Healthcare analytics · Databricks · Random Forest

Predicting Medicare patient churn before it happens

ACOs lose attributed revenue and quality scores when patients go inactive, shift care out-of-network, or stop seeing their assigned PCP. By the time it shows up in reporting, the window to act has closed. This project scores patients monthly so care coordinators can reach out while the relationship is still recoverable.

View notebook See findings
0.979
AUC-ROC
98.5%
Accuracy
87.5%
Churn recall
73
Churns preventable

What separates churned patients from active ones

Across 1,000 synthetic Medicare patients with 10,000+ encounters, three signals predict churn reliably. The gap in visit recency alone is striking.

Churned patients
172
avg days since last visit
Active patients
43
avg days since last visit
PCP engagement
44.6%
churned patients, vs 52.3% active
New member risk
<6 mo
the highest-risk window, due to a missed onboarding gap

Churn is defined as: 6+ months inactive, OR 60%+ of recent care out-of-network, OR zero PCP visits in the last 6 months. The overall churn rate is 8% (80 of 1,000 patients). The patterns are consistent enough across the population to catch reliably.
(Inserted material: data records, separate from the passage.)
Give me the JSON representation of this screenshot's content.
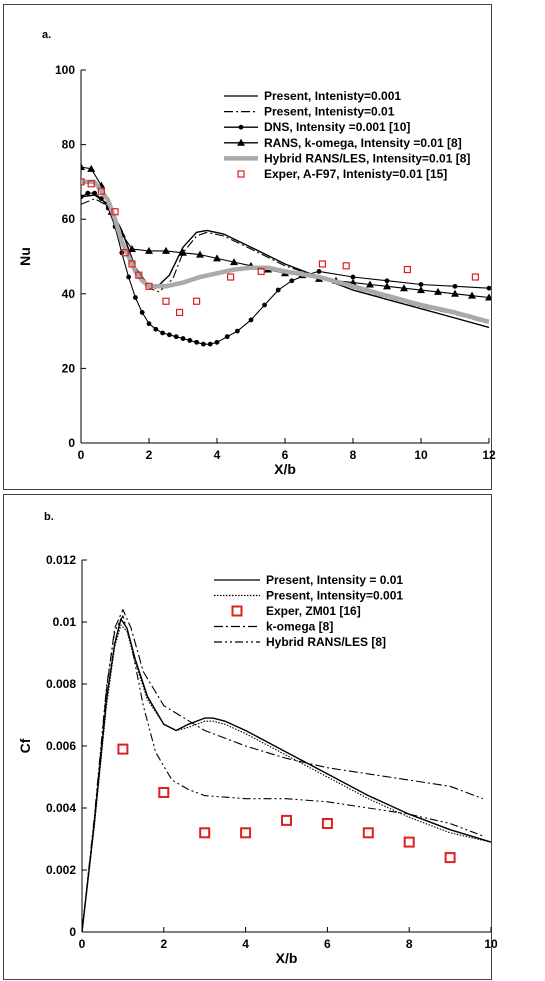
{
  "chart_data": [
    {
      "panel_label": "a.",
      "type": "line",
      "xlabel": "X/b",
      "ylabel": "Nu",
      "xlim": [
        0,
        12
      ],
      "ylim": [
        0,
        100
      ],
      "xticks": [
        "0",
        "2",
        "4",
        "6",
        "8",
        "10",
        "12"
      ],
      "yticks": [
        "0",
        "20",
        "40",
        "60",
        "80",
        "100"
      ],
      "grid": false,
      "legend_position": "top-right",
      "series": [
        {
          "name": "Present, Intenisty=0.001",
          "style": "solid",
          "x": [
            0,
            0.4,
            0.8,
            1.2,
            1.6,
            2.0,
            2.2,
            2.6,
            3.0,
            3.4,
            3.7,
            4.2,
            5,
            6,
            7,
            8,
            9,
            10,
            11,
            12
          ],
          "y": [
            66,
            66.5,
            64,
            57,
            47,
            42,
            41.5,
            45,
            52.5,
            56.5,
            57,
            56,
            52.5,
            48,
            44.5,
            41,
            38.5,
            36,
            33.5,
            31
          ]
        },
        {
          "name": "Present, Intenisty=0.01",
          "style": "dashdot",
          "x": [
            0,
            0.4,
            0.8,
            1.2,
            1.6,
            2.0,
            2.3,
            2.7,
            3.0,
            3.4,
            3.7,
            4.2,
            5,
            6,
            7,
            8,
            9,
            10,
            11,
            12
          ],
          "y": [
            64,
            65.5,
            63.5,
            57,
            47,
            41.5,
            40.5,
            44,
            51,
            55.5,
            56.5,
            55.5,
            52,
            47.5,
            44.5,
            41.5,
            39,
            36.5,
            34.5,
            32
          ]
        },
        {
          "name": "DNS, Intensity =0.001 [10]",
          "style": "dots",
          "x": [
            0,
            0.2,
            0.4,
            0.6,
            0.8,
            1.0,
            1.2,
            1.4,
            1.6,
            1.8,
            2.0,
            2.2,
            2.4,
            2.6,
            2.8,
            3.0,
            3.2,
            3.4,
            3.6,
            3.8,
            4.0,
            4.3,
            4.6,
            5.0,
            5.4,
            5.8,
            6.2,
            6.6,
            7,
            8,
            9,
            10,
            11,
            12
          ],
          "y": [
            66,
            67,
            67,
            65.5,
            63,
            58,
            51,
            44.5,
            39,
            35,
            32,
            30.5,
            29.5,
            29,
            28.5,
            28,
            27.5,
            27,
            26.5,
            26.5,
            27,
            28.5,
            30,
            33,
            37,
            41,
            43.5,
            45,
            46,
            44.5,
            43.5,
            42.5,
            42,
            41.5
          ]
        },
        {
          "name": "RANS, k-omega, Intensity =0.01 [8]",
          "style": "triangles",
          "x": [
            0,
            0.3,
            0.6,
            0.9,
            1.2,
            1.5,
            2.0,
            2.5,
            3.0,
            3.5,
            4.0,
            4.5,
            5.0,
            5.5,
            6.0,
            6.5,
            7.0,
            7.5,
            8.0,
            8.5,
            9.0,
            9.5,
            10.0,
            10.5,
            11.0,
            11.5,
            12.0
          ],
          "y": [
            74,
            73.5,
            69,
            62,
            56,
            52,
            51.5,
            51.5,
            51,
            50.5,
            49.5,
            48.5,
            47.5,
            46.5,
            45.5,
            45,
            44,
            43.5,
            43,
            42.5,
            42,
            41.5,
            41,
            40.5,
            40,
            39.5,
            39
          ]
        },
        {
          "name": "Hybrid RANS/LES, Intensity=0.01 [8]",
          "style": "thick-gray",
          "x": [
            0,
            0.4,
            0.8,
            1.0,
            1.2,
            1.4,
            1.6,
            1.8,
            2.0,
            2.5,
            3.0,
            3.5,
            4.0,
            4.5,
            5.0,
            5.5,
            6.0,
            7,
            8,
            9,
            10,
            11,
            12
          ],
          "y": [
            70,
            70,
            65,
            60,
            54,
            50,
            46,
            43.5,
            42,
            42,
            43,
            44.5,
            45.5,
            46.5,
            47,
            47,
            46,
            44.5,
            42,
            39.5,
            37,
            35,
            32.5
          ]
        },
        {
          "name": "Exper, A-F97, Intenisty=0.01 [15]",
          "style": "squares",
          "x": [
            0,
            0.3,
            0.6,
            1.0,
            1.3,
            1.5,
            1.7,
            2.0,
            2.5,
            2.9,
            3.4,
            4.4,
            5.3,
            7.1,
            7.8,
            9.6,
            11.6
          ],
          "y": [
            70,
            69.5,
            67.5,
            62,
            51,
            48,
            45,
            42,
            38,
            35,
            38,
            44.5,
            46,
            48,
            47.5,
            46.5,
            44.5
          ]
        }
      ]
    },
    {
      "panel_label": "b.",
      "type": "line",
      "xlabel": "X/b",
      "ylabel": "Cf",
      "xlim": [
        0,
        10
      ],
      "ylim": [
        0,
        0.012
      ],
      "xticks": [
        "0",
        "2",
        "4",
        "6",
        "8",
        "10"
      ],
      "yticks": [
        "0",
        "0.002",
        "0.004",
        "0.006",
        "0.008",
        "0.01",
        "0.012"
      ],
      "grid": false,
      "legend_position": "top-right",
      "series": [
        {
          "name": "Present, Intensity = 0.01",
          "style": "solid",
          "x": [
            0,
            0.3,
            0.6,
            0.8,
            0.95,
            1.1,
            1.3,
            1.6,
            2.0,
            2.3,
            2.6,
            3.0,
            3.2,
            3.5,
            4.0,
            5.0,
            6.0,
            7.0,
            8.0,
            9.0,
            10.0
          ],
          "y": [
            0,
            0.0035,
            0.0075,
            0.0093,
            0.0101,
            0.0098,
            0.0088,
            0.0076,
            0.0067,
            0.0065,
            0.0067,
            0.0069,
            0.0069,
            0.0068,
            0.0065,
            0.0058,
            0.0051,
            0.0044,
            0.0038,
            0.0033,
            0.0029
          ]
        },
        {
          "name": "Present, Intensity=0.001",
          "style": "dotted",
          "x": [
            0,
            0.3,
            0.6,
            0.8,
            0.95,
            1.1,
            1.3,
            1.6,
            2.0,
            2.3,
            2.6,
            3.0,
            3.2,
            3.5,
            4.0,
            5.0,
            6.0,
            7.0,
            8.0,
            9.0,
            10.0
          ],
          "y": [
            0,
            0.0034,
            0.0073,
            0.0092,
            0.0099,
            0.0097,
            0.0087,
            0.0075,
            0.0067,
            0.0065,
            0.0066,
            0.0068,
            0.0068,
            0.0067,
            0.0064,
            0.0057,
            0.005,
            0.0043,
            0.0037,
            0.0032,
            0.0029
          ]
        },
        {
          "name": "Exper, ZM01 [16]",
          "style": "squares",
          "x": [
            1.0,
            2.0,
            3.0,
            4.0,
            5.0,
            6.0,
            7.0,
            8.0,
            9.0
          ],
          "y": [
            0.0059,
            0.0045,
            0.0032,
            0.0032,
            0.0036,
            0.0035,
            0.0032,
            0.0029,
            0.0024
          ]
        },
        {
          "name": "k-omega [8]",
          "style": "dashdot",
          "x": [
            0,
            0.3,
            0.6,
            0.8,
            1.0,
            1.2,
            1.5,
            2.0,
            3.0,
            4.0,
            5.0,
            6.0,
            7.0,
            8.0,
            9.0,
            9.8
          ],
          "y": [
            0,
            0.0036,
            0.0078,
            0.0098,
            0.0104,
            0.0098,
            0.0084,
            0.0073,
            0.0065,
            0.006,
            0.0056,
            0.0053,
            0.0051,
            0.0049,
            0.0047,
            0.0043
          ]
        },
        {
          "name": "Hybrid RANS/LES [8]",
          "style": "dashdotdot",
          "x": [
            0,
            0.3,
            0.6,
            0.8,
            1.0,
            1.2,
            1.5,
            1.8,
            2.2,
            2.6,
            3.0,
            4.0,
            5.0,
            6.0,
            7.0,
            8.0,
            9.0,
            9.8
          ],
          "y": [
            0,
            0.0037,
            0.0079,
            0.0097,
            0.0102,
            0.0093,
            0.0073,
            0.0058,
            0.0049,
            0.0046,
            0.0044,
            0.0043,
            0.0043,
            0.0042,
            0.004,
            0.0038,
            0.0035,
            0.0031
          ]
        }
      ]
    }
  ],
  "colors": {
    "line": "#000000",
    "hybrid_thick": "#aaaaaa",
    "experiment_marker": "#dd2020"
  }
}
Random Forest on 15 behavioral features

Feature engineering in PySpark on Databricks, modeling in scikit-learn. Recent encounter volume is the top predictor, accounting for nearly half the model's explanatory power.

recent_encounters
44%
tenure_years
9%
pcp_engagement_rate
7%
primary_care_ratio
6%
out_of_network_rate
5%
care_fragmentation
4%
distance_to_pcp_miles
3%
ROC curve · churn prediction
AUC 0.979 · Random Forest · 200 test patients
Model achieves AUC of 0.979.
Risk score distribution
Separation between active and churned patients
Active patients cluster near 0, churned near 1.0.
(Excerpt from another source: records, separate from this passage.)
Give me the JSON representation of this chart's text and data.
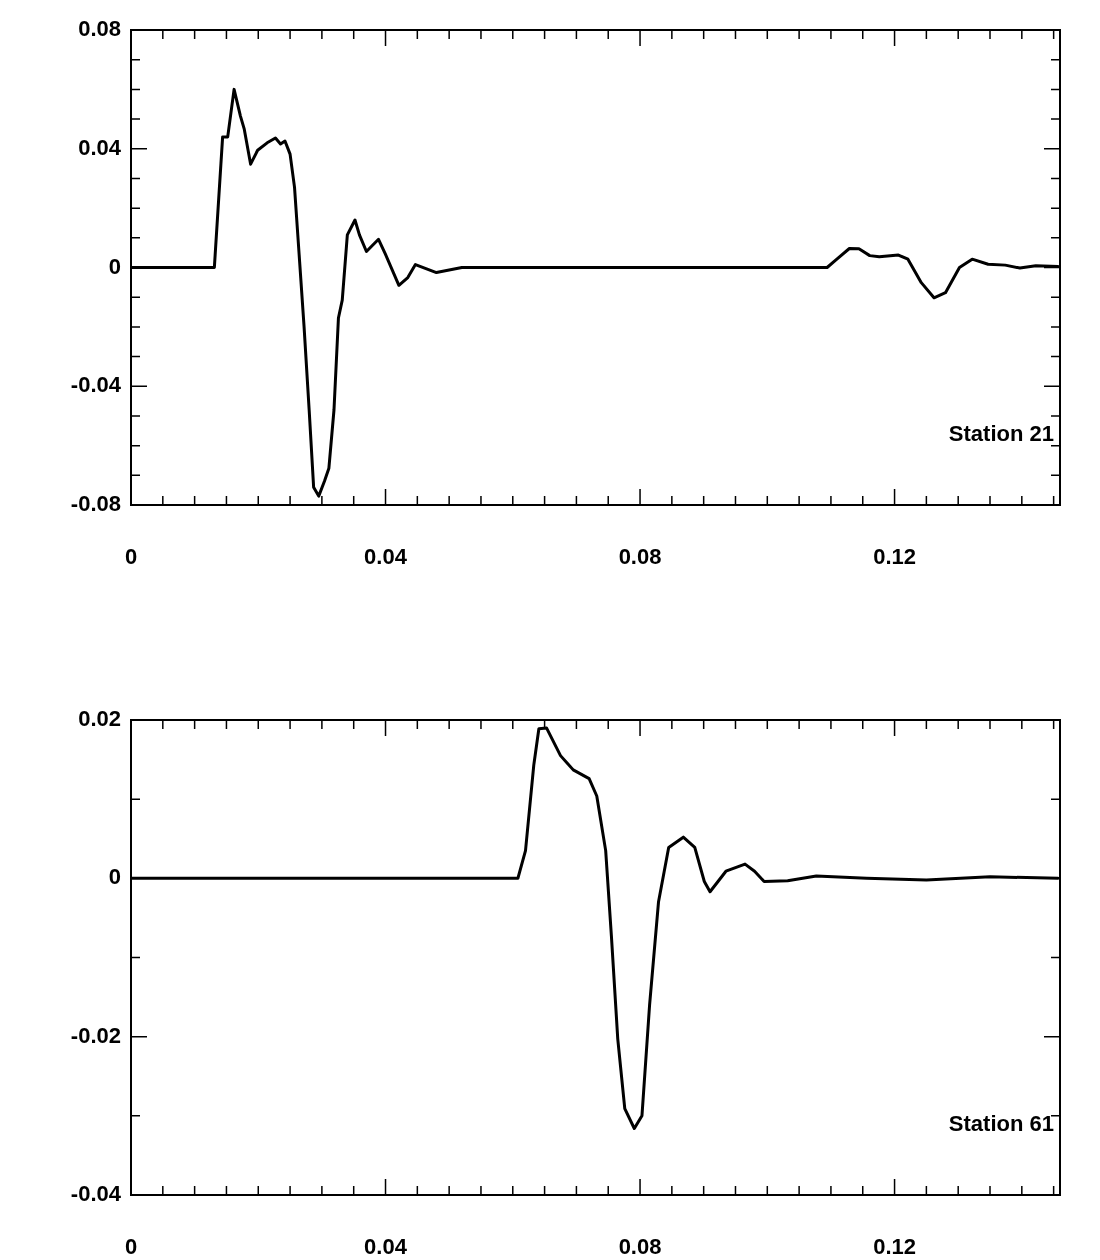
{
  "chart_data": [
    {
      "type": "line",
      "annotations": [
        "Station 21"
      ],
      "grid": false,
      "legend": false,
      "marker": "none",
      "line_style": "solid",
      "x": [
        0,
        0.0131,
        0.0144,
        0.0152,
        0.0162,
        0.0172,
        0.0178,
        0.0188,
        0.0199,
        0.0214,
        0.0227,
        0.0235,
        0.0242,
        0.025,
        0.0257,
        0.0265,
        0.0272,
        0.028,
        0.0287,
        0.0295,
        0.0304,
        0.0311,
        0.0319,
        0.0326,
        0.0332,
        0.034,
        0.0352,
        0.0359,
        0.037,
        0.0389,
        0.04,
        0.0421,
        0.0435,
        0.0447,
        0.048,
        0.052,
        0.06,
        0.09,
        0.1094,
        0.1107,
        0.1129,
        0.1144,
        0.1161,
        0.1176,
        0.1206,
        0.1221,
        0.1242,
        0.1262,
        0.128,
        0.1302,
        0.1322,
        0.1347,
        0.1374,
        0.1397,
        0.1422,
        0.1457
      ],
      "series": [
        {
          "color": "#000000",
          "values": [
            0,
            0,
            0.044,
            0.044,
            0.06,
            0.051,
            0.0466,
            0.0348,
            0.0395,
            0.042,
            0.0436,
            0.0416,
            0.0426,
            0.0382,
            0.027,
            0.002,
            -0.02,
            -0.048,
            -0.074,
            -0.077,
            -0.072,
            -0.0676,
            -0.048,
            -0.017,
            -0.011,
            0.011,
            0.016,
            0.011,
            0.0054,
            0.0095,
            0.0044,
            -0.006,
            -0.0034,
            0.001,
            -0.0017,
            0,
            0,
            0,
            0,
            0.0024,
            0.0064,
            0.0063,
            0.004,
            0.0036,
            0.0042,
            0.0028,
            -0.0051,
            -0.0102,
            -0.0085,
            0,
            0.0028,
            0.0011,
            0.0008,
            -0.0002,
            0.0006,
            0.0003
          ]
        }
      ],
      "xlim": [
        0,
        0.146
      ],
      "xticks": [
        0,
        {
          "value": 0.005,
          "label": null
        },
        {
          "value": 0.01,
          "label": null
        },
        {
          "value": 0.015,
          "label": null
        },
        {
          "value": 0.02,
          "label": null
        },
        {
          "value": 0.025,
          "label": null
        },
        {
          "value": 0.03,
          "label": null
        },
        {
          "value": 0.035,
          "label": null
        },
        0.04,
        {
          "value": 0.045,
          "label": null
        },
        {
          "value": 0.05,
          "label": null
        },
        {
          "value": 0.055,
          "label": null
        },
        {
          "value": 0.06,
          "label": null
        },
        {
          "value": 0.065,
          "label": null
        },
        {
          "value": 0.07,
          "label": null
        },
        {
          "value": 0.075,
          "label": null
        },
        0.08,
        {
          "value": 0.085,
          "label": null
        },
        {
          "value": 0.09,
          "label": null
        },
        {
          "value": 0.095,
          "label": null
        },
        {
          "value": 0.1,
          "label": null
        },
        {
          "value": 0.105,
          "label": null
        },
        {
          "value": 0.11,
          "label": null
        },
        {
          "value": 0.115,
          "label": null
        },
        0.12,
        {
          "value": 0.125,
          "label": null
        },
        {
          "value": 0.13,
          "label": null
        },
        {
          "value": 0.135,
          "label": null
        },
        {
          "value": 0.14,
          "label": null
        },
        {
          "value": 0.145,
          "label": null
        }
      ],
      "ylim": [
        -0.08,
        0.08
      ],
      "yticks": [
        -0.08,
        {
          "value": -0.07,
          "label": null
        },
        {
          "value": -0.06,
          "label": null
        },
        {
          "value": -0.05,
          "label": null
        },
        -0.04,
        {
          "value": -0.03,
          "label": null
        },
        {
          "value": -0.02,
          "label": null
        },
        {
          "value": -0.01,
          "label": null
        },
        0,
        {
          "value": 0.01,
          "label": null
        },
        {
          "value": 0.02,
          "label": null
        },
        {
          "value": 0.03,
          "label": null
        },
        0.04,
        {
          "value": 0.05,
          "label": null
        },
        {
          "value": 0.06,
          "label": null
        },
        {
          "value": 0.07,
          "label": null
        },
        0.08
      ]
    },
    {
      "type": "line",
      "annotations": [
        "Station 61"
      ],
      "grid": false,
      "legend": false,
      "marker": "none",
      "line_style": "solid",
      "x": [
        0,
        0.0608,
        0.062,
        0.0633,
        0.0641,
        0.0653,
        0.0675,
        0.0695,
        0.072,
        0.0732,
        0.0746,
        0.0755,
        0.0765,
        0.0776,
        0.0791,
        0.0803,
        0.0815,
        0.0829,
        0.0845,
        0.0868,
        0.0886,
        0.0901,
        0.091,
        0.0935,
        0.0965,
        0.098,
        0.0995,
        0.1032,
        0.1077,
        0.1156,
        0.125,
        0.135,
        0.1457
      ],
      "series": [
        {
          "color": "#000000",
          "values": [
            0,
            0,
            0.0035,
            0.0143,
            0.0189,
            0.019,
            0.0155,
            0.0137,
            0.0126,
            0.0104,
            0.0035,
            -0.0073,
            -0.0203,
            -0.0291,
            -0.0316,
            -0.03,
            -0.016,
            -0.003,
            0.0039,
            0.0052,
            0.0039,
            -0.0004,
            -0.0017,
            0.0009,
            0.0018,
            0.0009,
            -0.0004,
            -0.0003,
            0.0003,
            0,
            -0.0002,
            0.0002,
            0
          ]
        }
      ],
      "xlim": [
        0,
        0.146
      ],
      "xticks": [
        0,
        {
          "value": 0.005,
          "label": null
        },
        {
          "value": 0.01,
          "label": null
        },
        {
          "value": 0.015,
          "label": null
        },
        {
          "value": 0.02,
          "label": null
        },
        {
          "value": 0.025,
          "label": null
        },
        {
          "value": 0.03,
          "label": null
        },
        {
          "value": 0.035,
          "label": null
        },
        0.04,
        {
          "value": 0.045,
          "label": null
        },
        {
          "value": 0.05,
          "label": null
        },
        {
          "value": 0.055,
          "label": null
        },
        {
          "value": 0.06,
          "label": null
        },
        {
          "value": 0.065,
          "label": null
        },
        {
          "value": 0.07,
          "label": null
        },
        {
          "value": 0.075,
          "label": null
        },
        0.08,
        {
          "value": 0.085,
          "label": null
        },
        {
          "value": 0.09,
          "label": null
        },
        {
          "value": 0.095,
          "label": null
        },
        {
          "value": 0.1,
          "label": null
        },
        {
          "value": 0.105,
          "label": null
        },
        {
          "value": 0.11,
          "label": null
        },
        {
          "value": 0.115,
          "label": null
        },
        0.12,
        {
          "value": 0.125,
          "label": null
        },
        {
          "value": 0.13,
          "label": null
        },
        {
          "value": 0.135,
          "label": null
        },
        {
          "value": 0.14,
          "label": null
        },
        {
          "value": 0.145,
          "label": null
        }
      ],
      "ylim": [
        -0.04,
        0.02
      ],
      "yticks": [
        -0.04,
        {
          "value": -0.03,
          "label": null
        },
        -0.02,
        {
          "value": -0.01,
          "label": null
        },
        0,
        {
          "value": 0.01,
          "label": null
        },
        0.02
      ]
    }
  ]
}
Three tiers, three responses

Score all ACO members monthly. The 74 high-risk patients account for nearly all preventable churn, so that's where care coordinator capacity goes first.

High risk

Immediate outreach: assign care coordinator, PCP visit within 2 weeks, address access barriers

74
98.6% churn rate
Medium risk

Proactive monitoring: preventive care reminders, PCP touchpoint within 60 days

7
71.4% churn rate
Low risk

Standard wellness programs, quarterly monitoring for escalation

911
0.2% churn rate
Patient segmentation by risk tier
Total patients vs. actual churned per tier
Risk tier distribution: most churn concentrated in high-risk tier.

End-to-end pipeline

Built to run on Databricks at scale, using the same architecture common in production ACO analytics environments.

01
Data generation
1,000 patients · 10,000+ encounters · 3 years
02
Feature engineering
PySpark · in-network rate · PCP engagement · fragmentation
03
Modeling
Random Forest · 100 estimators · stratified split
04
Risk scoring
Probability scores → 3 tiers → action plan
Python PySpark Databricks scikit-learn pandas matplotlib seaborn Random Forest

From model to production

Now: Score all patients, flag top 74, assign care coordinators, schedule wellness visits within 2 weeks.

Next quarter: Build a PCP onboarding program targeting new members (under 6 months), reduce out-of-network leakage with proactive referral management.

6 to 12 months: Automate monthly scoring pipeline, build an operational dashboard for care managers, A/B test intervention strategies, track ROI on prevented churns.